New Economics Foundation: Loons on the Loose
THE new economics foundation (they’re so green and hip that they think there’s a shortage of capital letters) has decided that British banking is broken and that we really ought to all go and adopt the German system.
Local banking works. The experience of other countries that have thriving local banking sectors, including the US, Germany and Switzerland, has demonstrated that smaller, locally focused institutions are the ones that provide economic resilience.
Germany in particular provides an excellent case study of a different way of doing things. Once considered plodding and underperforming compared with swashbuckling British banks led by the likes of Fred Goodwin, the humble German savings banks, or sparkassen, have been quietly showing their mettle since the financial crisis began.
There are 430 of these banks, each of which is focused on serving its local area. They are public interest institutions with explicit social as well as economic objectives. They are prudently managed, but also will back new business ventures and stay with customers for the long term. Lending decisions are not made by computers, or sent to some remote regional office. Your branch manager has the authority to back his or her judgment.

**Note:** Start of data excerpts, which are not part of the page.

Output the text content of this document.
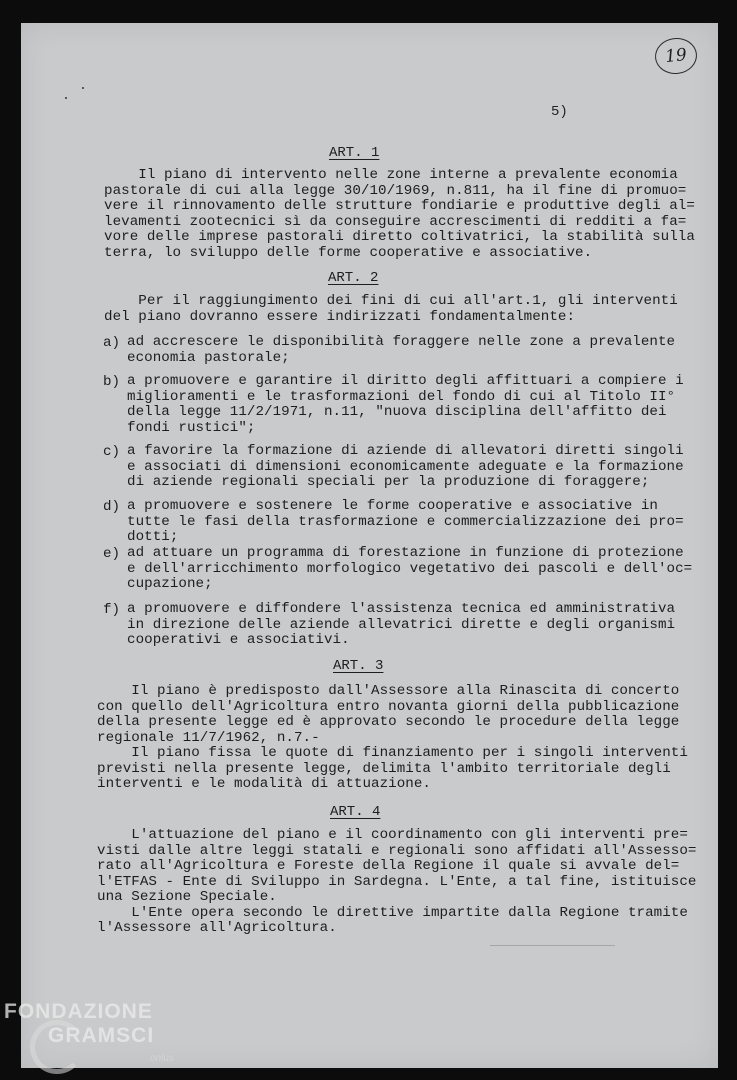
19
5)
ART. 1
Il piano di intervento nelle zone interne a prevalente economia
pastorale di cui alla legge 30/10/1969, n.811, ha il fine di promuo=
vere il rinnovamento delle strutture fondiarie e produttive degli al=
levamenti zootecnici sì da conseguire accrescimenti di redditi a fa=
vore delle imprese pastorali diretto coltivatrici, la stabilità sulla
terra, lo sviluppo delle forme cooperative e associative.
ART. 2
Per il raggiungimento dei fini di cui all'art.1, gli interventi
del piano dovranno essere indirizzati fondamentalmente:
a) ad accrescere le disponibilità foraggere nelle zone a prevalente
economia pastorale;
b) a promuovere e garantire il diritto degli affittuari a compiere i
miglioramenti e le trasformazioni del fondo di cui al Titolo II°
della legge 11/2/1971, n.11, "nuova disciplina dell'affitto dei
fondi rustici";
c) a favorire la formazione di aziende di allevatori diretti singoli
e associati di dimensioni economicamente adeguate e la formazione
di aziende regionali speciali per la produzione di foraggere;
d) a promuovere e sostenere le forme cooperative e associative in
tutte le fasi della trasformazione e commercializzazione dei pro=
dotti;
e) ad attuare un programma di forestazione in funzione di protezione
e dell'arricchimento morfologico vegetativo dei pascoli e dell'oc=
cupazione;
f) a promuovere e diffondere l'assistenza tecnica ed amministrativa
in direzione delle aziende allevatrici dirette e degli organismi
cooperativi e associativi.
ART. 3
Il piano è predisposto dall'Assessore alla Rinascita di concerto
con quello dell'Agricoltura entro novanta giorni della pubblicazione
della presente legge ed è approvato secondo le procedure della legge
regionale 11/7/1962, n.7.-
Il piano fissa le quote di finanziamento per i singoli interventi
previsti nella presente legge, delimita l'ambito territoriale degli
interventi e le modalità di attuazione.
ART. 4
L'attuazione del piano e il coordinamento con gli interventi pre=
visti dalle altre leggi statali e regionali sono affidati all'Assesso=
rato all'Agricoltura e Foreste della Regione il quale si avvale del=
l'ETFAS - Ente di Sviluppo in Sardegna. L'Ente, a tal fine, istituisce
una Sezione Speciale.
L'Ente opera secondo le direttive impartite dalla Regione tramite
l'Assessore all'Agricoltura.
FONDAZIONE
GRAMSCI
onlus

All of which is really rather fascinating. One reason that it’s fascinating is that it entirely ignores the way in which Anglo and Rhineland capitalism are very differently financed. We tend to use equity, shares, to finance a company and they tend to use loans. So of course the way the banking system is set up is very different.

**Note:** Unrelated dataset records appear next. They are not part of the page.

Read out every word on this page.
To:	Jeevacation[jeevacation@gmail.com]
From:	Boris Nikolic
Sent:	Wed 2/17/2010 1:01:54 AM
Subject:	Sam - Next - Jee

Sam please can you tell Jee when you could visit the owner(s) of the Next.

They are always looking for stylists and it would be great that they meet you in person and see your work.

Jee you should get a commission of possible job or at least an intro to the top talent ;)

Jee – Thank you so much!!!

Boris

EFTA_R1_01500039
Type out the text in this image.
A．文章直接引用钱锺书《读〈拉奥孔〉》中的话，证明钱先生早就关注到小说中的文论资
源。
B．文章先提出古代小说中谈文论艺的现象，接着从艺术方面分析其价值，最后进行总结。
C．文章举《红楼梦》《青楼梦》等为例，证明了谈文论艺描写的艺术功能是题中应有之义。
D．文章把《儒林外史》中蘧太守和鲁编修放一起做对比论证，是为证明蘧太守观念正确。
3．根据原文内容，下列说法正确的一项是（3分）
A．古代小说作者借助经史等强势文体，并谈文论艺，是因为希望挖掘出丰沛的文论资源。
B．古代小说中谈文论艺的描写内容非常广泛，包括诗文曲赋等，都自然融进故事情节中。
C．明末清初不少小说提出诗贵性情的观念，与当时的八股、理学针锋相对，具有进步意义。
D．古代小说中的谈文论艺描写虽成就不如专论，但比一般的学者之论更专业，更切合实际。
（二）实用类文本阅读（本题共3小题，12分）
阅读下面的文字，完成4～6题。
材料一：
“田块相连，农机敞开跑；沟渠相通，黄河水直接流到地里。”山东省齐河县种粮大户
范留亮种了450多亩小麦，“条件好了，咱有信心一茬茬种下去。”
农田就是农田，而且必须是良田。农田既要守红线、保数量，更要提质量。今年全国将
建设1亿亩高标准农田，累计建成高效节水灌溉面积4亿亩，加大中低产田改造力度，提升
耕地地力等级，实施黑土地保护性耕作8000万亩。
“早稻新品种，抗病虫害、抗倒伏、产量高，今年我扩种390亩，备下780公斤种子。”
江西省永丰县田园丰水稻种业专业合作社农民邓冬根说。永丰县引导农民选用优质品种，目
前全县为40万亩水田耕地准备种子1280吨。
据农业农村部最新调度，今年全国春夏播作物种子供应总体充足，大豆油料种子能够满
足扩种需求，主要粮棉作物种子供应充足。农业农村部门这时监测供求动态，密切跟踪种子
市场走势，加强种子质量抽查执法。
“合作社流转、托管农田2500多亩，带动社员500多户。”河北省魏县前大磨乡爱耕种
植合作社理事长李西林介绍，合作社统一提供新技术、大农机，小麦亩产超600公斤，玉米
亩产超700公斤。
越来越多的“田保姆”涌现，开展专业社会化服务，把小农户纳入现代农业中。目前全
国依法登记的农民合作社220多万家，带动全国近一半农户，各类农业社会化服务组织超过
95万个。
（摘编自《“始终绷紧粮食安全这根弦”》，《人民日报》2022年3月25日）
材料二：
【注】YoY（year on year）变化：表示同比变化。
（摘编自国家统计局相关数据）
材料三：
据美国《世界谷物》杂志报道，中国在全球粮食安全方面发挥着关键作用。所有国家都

But perhaps they’re right? Perhaps we ought to move over to that other system?
Well, yes, maybe, but have a look at this chart here. The Germans had to spend more bailing out their banking system than we did ours. €450 billion they spent: that’s not just more money than we spent, that’s more as a percentage odf their larger economy than we did.
So the nef is actually suggesting that we should move to a banking system more likely to fall over and to be more expensive when it does.
Loons on the loose is too polite a description for them really.